© 2012 MLB Advanced Media, L.P. All rights reserved.
PHOENIX -- It's not exactly the most ideal situation, entering a first-base competition that includes three other players, but the A's Kila Ka'aihue wouldn't have it any other way right now.
Following a frustrating season in Kansas City, where he spent the first 10 years of his professional career, Ka'aihue enters camp with the A's feeling refreshed and "like I have control over my career." That wasn't necessarily the case when he was wearing a Royals uniform.
"Being here, it's a similar situation, where I have the opportunity to make the team," he said. "But, at the same time, if I don't, it won't be because they always had someone else in mind. I'm not having to look over my shoulder anymore. In Kansas City, they always had someone else they wanted. They never really wanted me there. I always did well enough to hang around but was always passed up."
Ka'aihue likened his role with the Royals to a bandage. He began the 2011 season as the club's regular first baseman but was quickly replaced by Eric Hosmer, whose arrival had long been anticipated, after just 23 games. At the time, Ka'aihue was hitting just .195 with two home runs and six RBIs. At designated hitter, where he could see time with the A's this spring, he was blocked by Billy Butler in Kansas City.
Ka'aihue ultimately spent the majority of the season in Triple-A and, in September, was designated for assignment before being traded to Oakland.
"I wouldn't say it was my toughest year, but I would say it was the least enjoyable," he said. "In 2006, I had a knee injury and struggled badly at Double-A. That was frustrating because I was hurt. Last year was flat-out not enjoyable. I did better, but it wasn't fun. It was just a hard year."
Ka'aihue couldn't be happier with the A's, a team that's much closer to his hometown of Honolulu. His brother, Kala, spent some time in the organization in 2010 and promised he'd "love it."
"Everything he's said has been right so far," he said. "The people here are awesome. It just has a different feeling here to it. It doesn't feel like you're on the outside, looking in on a bunch of older guys. This team, there's a bunch of younger guys, and it's refreshing. I feel refreshed. I feel like I want to be here."
The A's have long been enamored with Ka'aihue's power potential, after he shot to prominence in 2008 when he combined for 37 home runs and 100 RBIs with a .314 average for Double-A Northwest Arkansas and Triple-A Omaha. But he also wants to make them aware of his defensive skills, which, if proven to be above average, could further shake up the first-base competition with Daric Barton, Brandon Allen and Chris Carter.

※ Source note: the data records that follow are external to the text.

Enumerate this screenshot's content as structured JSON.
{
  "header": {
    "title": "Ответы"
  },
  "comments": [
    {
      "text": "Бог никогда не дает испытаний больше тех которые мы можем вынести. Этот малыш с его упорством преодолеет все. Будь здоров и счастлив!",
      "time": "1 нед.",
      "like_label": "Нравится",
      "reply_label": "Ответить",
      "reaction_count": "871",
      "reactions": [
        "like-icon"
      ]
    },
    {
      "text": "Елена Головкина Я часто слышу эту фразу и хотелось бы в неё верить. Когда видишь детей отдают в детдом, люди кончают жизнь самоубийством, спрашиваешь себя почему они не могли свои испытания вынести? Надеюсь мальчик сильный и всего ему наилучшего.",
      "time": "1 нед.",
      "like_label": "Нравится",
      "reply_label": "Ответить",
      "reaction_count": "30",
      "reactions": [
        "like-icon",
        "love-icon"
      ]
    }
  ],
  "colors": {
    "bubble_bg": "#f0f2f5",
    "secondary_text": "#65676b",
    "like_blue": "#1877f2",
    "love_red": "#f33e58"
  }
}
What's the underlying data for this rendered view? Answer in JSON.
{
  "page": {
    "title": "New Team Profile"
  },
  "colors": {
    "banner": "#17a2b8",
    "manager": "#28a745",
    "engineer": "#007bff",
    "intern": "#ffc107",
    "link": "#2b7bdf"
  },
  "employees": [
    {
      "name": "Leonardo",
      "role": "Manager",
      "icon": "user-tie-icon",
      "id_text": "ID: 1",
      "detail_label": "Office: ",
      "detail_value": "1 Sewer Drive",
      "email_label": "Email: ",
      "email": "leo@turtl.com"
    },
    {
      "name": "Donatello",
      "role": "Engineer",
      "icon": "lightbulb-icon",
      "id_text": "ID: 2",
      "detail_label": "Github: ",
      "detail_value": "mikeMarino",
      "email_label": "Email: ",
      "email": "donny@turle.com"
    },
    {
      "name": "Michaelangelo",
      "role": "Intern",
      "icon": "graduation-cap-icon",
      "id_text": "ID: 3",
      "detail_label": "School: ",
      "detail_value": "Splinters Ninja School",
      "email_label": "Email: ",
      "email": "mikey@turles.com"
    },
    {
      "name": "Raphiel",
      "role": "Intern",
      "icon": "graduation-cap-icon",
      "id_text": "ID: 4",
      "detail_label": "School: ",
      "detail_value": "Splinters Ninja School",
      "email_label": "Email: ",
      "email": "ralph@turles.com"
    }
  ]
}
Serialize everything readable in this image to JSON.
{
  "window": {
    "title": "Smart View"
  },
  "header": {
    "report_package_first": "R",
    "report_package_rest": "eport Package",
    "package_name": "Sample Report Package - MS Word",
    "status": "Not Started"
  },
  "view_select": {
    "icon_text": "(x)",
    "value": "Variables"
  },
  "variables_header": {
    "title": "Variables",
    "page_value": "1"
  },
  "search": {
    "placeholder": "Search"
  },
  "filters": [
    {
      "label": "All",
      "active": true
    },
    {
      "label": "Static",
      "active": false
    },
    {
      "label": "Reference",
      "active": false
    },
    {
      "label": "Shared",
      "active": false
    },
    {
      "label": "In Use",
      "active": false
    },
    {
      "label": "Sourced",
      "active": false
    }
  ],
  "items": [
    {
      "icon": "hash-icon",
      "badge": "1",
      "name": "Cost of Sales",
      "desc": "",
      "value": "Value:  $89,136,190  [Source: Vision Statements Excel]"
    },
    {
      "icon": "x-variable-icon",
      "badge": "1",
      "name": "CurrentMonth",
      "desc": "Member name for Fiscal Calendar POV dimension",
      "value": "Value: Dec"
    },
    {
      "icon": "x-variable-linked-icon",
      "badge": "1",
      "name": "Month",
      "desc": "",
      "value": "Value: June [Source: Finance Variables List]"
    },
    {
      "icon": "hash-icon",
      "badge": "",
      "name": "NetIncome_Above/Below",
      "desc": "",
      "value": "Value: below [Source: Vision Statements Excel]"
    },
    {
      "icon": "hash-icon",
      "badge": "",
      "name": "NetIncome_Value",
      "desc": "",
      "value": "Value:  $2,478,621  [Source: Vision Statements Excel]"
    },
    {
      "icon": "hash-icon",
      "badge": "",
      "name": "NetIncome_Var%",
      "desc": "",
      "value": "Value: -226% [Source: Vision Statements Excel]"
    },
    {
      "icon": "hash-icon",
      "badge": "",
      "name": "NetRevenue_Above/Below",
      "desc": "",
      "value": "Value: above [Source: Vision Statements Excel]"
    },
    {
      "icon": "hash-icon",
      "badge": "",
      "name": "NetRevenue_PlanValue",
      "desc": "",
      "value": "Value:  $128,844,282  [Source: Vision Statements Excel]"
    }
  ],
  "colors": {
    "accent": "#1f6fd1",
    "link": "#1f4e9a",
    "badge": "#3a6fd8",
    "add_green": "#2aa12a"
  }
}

"I'd say that's the best part of my game," he said.
Such confidence wasn't always there. It wasn't until the Royals put him on waivers and the A's reeled him in that he found motivation. Ka'aihue also gained plenty perspective when he learned his wife, Blair, was pregnant with twin boys, due on the Fourth of July.
"I feel like if I win a job, I might have a chance to stay here for a while," he said. "It's a good feeling, after having been passed up over and over. I love the guys in Kansas City, but I'm looking forward to this year so much more. And I can't wait to play them."
A's await injured Sizemore's prognosis
PHOENIX -- The wait continues for news on third baseman Scott Sizemore's left knee injury.
The MRI exam that was expected to take place Sunday won't happen until Monday morning, when Sizemore is scheduled to see a specialist.
"It's just tough to find a place where you know you're going to find a good image [on the weekend]," manager Bob Melvin said.
Sizemore was on crutches in the A's clubhouse on Sunday afternoon but, understandably, said he'd prefer not to comment on the situation until he knows more.
Having spoken to Sizemore Saturday night, Melvin said in the morning, "He's a little down, but we're holding out hope for good news. If ever there was a time to have that happen, it's early in camp so there's time to recover."
Melvin is calling the injury a sprain, but those nearby when Sizemore went down Saturday afternoon said they heard a popping sound. Depending on the severity of the injury, the A's could be forced to try several hands at third base during the next few weeks.
Among the candidates to fill in for Sizemore are Josh Donaldson, Eric Sogard and Adam Rosales.
Melvin again raved about lefty Brian Fuentes, who had a mild hamstring issue for a couple days but was back on the mound facing hitters Sunday.